The London Eye on the south bank, which provides a 360-degree aerial view of the city and its skyline is an exciting breath-taking experience for tourists. If you’re hungry, then get hold of some caramelized peanuts and almonds or candy floss or slush from the kiosks located here. Several food joints and chic eateries and cafes located near the south bank offer a multi-cuisine experience. Since we were craving for something spicy and yet not Indian, we headed to a restaurant that specialized in Mexican food and dug into the tacos, quesadillas, nachos and steak.
You can never go hungry in London since it has willingly embraced world cuisine so much so that the national dish is ‘Curry’. However, do try the Fish and Chips for which the locals have reserved Friday’s. From Central Asian and Middle Eastern kebabs to South-East Asian noodles and soup or Italian pizzas and pasta here is something or the other which will tickle your taste buds. Another culinary trend that is gripping London is that ‘artisan foods’ made by hand using traditional recipes and methods are gaining popularity over mass-produced mechanized food products that are served by big brands with a chain of restaurants or cafes.
For shopping, if you want international fashion labels, accessories, perfumes, jewellery and watches then head to Oxford Street. It is one of the most luxurious shopping destinations in London. You will find flocks of shoppers, the rich and famous as well as the ordinary people, wanting to lay their hands on and if their pockets permit shop for a range of merchandise till one can drop. The biggest crowds were at Primark, which offers value for money quality products. We saw families with more bags than they could comfortably carry with smiles on their faces, excited at having got a dopamine rush after some frenzied shopping.
London with its cosmopolitan fabric representing diverse cultures and religions, alongside its rich architecture and history, coupled with limitless tourist attractions and its efficient transport system is a sought-after travel destination and more than compensates for it being an expensive city.
Nearest Airport: Heathrow and Gatwick are international airports in London. Several international flights from major cities in India can take you to London.
Where to Stay: You can check for hotels on the net depending on comfort and budget.
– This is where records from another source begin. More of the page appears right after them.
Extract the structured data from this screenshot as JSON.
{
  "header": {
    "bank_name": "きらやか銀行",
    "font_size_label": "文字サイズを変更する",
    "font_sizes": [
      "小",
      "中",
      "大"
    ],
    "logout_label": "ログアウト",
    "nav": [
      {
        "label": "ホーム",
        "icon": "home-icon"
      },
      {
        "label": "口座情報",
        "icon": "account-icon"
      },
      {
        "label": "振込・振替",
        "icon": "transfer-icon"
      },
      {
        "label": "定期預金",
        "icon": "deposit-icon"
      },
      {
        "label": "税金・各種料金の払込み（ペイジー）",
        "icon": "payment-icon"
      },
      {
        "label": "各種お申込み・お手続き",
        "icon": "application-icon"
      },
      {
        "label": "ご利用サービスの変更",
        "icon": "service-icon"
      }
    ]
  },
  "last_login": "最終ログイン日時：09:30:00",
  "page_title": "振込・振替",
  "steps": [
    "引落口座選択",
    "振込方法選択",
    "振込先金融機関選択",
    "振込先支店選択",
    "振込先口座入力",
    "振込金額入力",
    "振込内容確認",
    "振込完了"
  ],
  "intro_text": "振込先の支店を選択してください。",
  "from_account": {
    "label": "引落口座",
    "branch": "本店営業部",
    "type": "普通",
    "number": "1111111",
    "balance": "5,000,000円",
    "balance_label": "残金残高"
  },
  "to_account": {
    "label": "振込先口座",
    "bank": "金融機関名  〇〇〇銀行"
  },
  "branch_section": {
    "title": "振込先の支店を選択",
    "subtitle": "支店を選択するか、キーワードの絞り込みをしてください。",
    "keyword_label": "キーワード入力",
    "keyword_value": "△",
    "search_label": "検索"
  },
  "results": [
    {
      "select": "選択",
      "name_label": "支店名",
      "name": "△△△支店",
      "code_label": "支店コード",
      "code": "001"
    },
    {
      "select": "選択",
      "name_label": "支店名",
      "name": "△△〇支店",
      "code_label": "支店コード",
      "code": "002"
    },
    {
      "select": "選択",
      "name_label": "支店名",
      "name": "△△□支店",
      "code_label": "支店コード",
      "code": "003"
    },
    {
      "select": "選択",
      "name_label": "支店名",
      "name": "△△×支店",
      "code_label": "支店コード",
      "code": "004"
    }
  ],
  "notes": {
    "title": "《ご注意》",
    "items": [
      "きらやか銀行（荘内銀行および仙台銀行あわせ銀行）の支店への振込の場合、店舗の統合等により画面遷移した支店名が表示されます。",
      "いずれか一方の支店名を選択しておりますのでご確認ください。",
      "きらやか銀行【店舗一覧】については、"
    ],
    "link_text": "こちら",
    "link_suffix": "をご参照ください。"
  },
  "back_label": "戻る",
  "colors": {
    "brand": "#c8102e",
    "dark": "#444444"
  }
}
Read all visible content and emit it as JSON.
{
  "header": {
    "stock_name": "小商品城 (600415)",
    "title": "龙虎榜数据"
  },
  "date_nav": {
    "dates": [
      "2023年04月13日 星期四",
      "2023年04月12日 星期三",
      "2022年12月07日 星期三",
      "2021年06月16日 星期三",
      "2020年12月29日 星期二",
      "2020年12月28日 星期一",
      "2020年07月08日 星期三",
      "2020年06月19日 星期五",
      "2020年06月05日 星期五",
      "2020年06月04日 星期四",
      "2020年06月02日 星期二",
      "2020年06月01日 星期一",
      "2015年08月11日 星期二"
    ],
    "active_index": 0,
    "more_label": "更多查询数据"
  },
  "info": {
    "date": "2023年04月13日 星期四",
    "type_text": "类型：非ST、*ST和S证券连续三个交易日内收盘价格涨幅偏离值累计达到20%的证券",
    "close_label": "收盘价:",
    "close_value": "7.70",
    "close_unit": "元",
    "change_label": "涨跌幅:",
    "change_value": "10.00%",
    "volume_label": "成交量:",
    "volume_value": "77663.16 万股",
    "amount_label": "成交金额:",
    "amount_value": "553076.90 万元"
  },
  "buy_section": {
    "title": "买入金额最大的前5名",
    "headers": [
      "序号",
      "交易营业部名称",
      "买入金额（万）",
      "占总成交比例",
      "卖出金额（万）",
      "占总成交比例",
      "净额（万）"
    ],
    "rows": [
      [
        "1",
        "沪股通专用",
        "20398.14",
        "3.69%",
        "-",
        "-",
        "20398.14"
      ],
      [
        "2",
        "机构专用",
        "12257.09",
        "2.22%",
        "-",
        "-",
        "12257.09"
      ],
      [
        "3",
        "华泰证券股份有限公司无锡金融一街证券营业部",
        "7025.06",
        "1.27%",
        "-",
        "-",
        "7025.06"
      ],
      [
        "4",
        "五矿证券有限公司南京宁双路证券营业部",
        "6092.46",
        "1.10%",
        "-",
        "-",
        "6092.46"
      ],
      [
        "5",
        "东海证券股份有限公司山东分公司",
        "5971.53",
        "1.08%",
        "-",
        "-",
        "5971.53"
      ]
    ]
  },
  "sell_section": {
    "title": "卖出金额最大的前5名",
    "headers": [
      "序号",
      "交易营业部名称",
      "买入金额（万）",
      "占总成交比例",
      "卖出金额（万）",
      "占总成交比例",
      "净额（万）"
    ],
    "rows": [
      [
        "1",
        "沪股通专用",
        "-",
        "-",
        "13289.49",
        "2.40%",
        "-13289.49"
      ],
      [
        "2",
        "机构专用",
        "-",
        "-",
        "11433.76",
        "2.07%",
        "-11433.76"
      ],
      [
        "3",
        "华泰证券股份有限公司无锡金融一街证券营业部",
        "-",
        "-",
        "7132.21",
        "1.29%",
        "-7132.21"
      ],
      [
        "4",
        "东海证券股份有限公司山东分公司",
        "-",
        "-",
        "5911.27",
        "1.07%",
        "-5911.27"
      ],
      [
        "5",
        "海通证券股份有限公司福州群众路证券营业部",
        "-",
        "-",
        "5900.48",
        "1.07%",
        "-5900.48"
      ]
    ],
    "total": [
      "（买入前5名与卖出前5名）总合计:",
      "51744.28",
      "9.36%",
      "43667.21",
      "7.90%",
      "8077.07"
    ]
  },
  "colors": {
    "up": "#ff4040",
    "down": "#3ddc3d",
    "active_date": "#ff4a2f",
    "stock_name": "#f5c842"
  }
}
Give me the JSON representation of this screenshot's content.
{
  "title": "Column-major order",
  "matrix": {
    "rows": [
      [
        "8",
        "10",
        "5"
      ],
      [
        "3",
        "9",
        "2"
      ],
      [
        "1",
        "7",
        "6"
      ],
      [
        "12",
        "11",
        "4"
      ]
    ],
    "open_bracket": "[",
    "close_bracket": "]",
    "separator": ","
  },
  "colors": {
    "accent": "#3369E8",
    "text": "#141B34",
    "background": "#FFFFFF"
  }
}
Travel Tips: The UK visa takes time, so make sure that you apply well in advance to avoid being disappointed. Get an Oyster card to use on the train journey. Do check the weather forecast, which is reasonably accurate, in advance and plan your trip accordingly. You can plan indoor activities on cloudy and rainy days and reserve the sunny days for the outdoors to get good pictures. Make bookings online for all the attractions you want to visit so as not to be disappointed and to save yourself from long queues.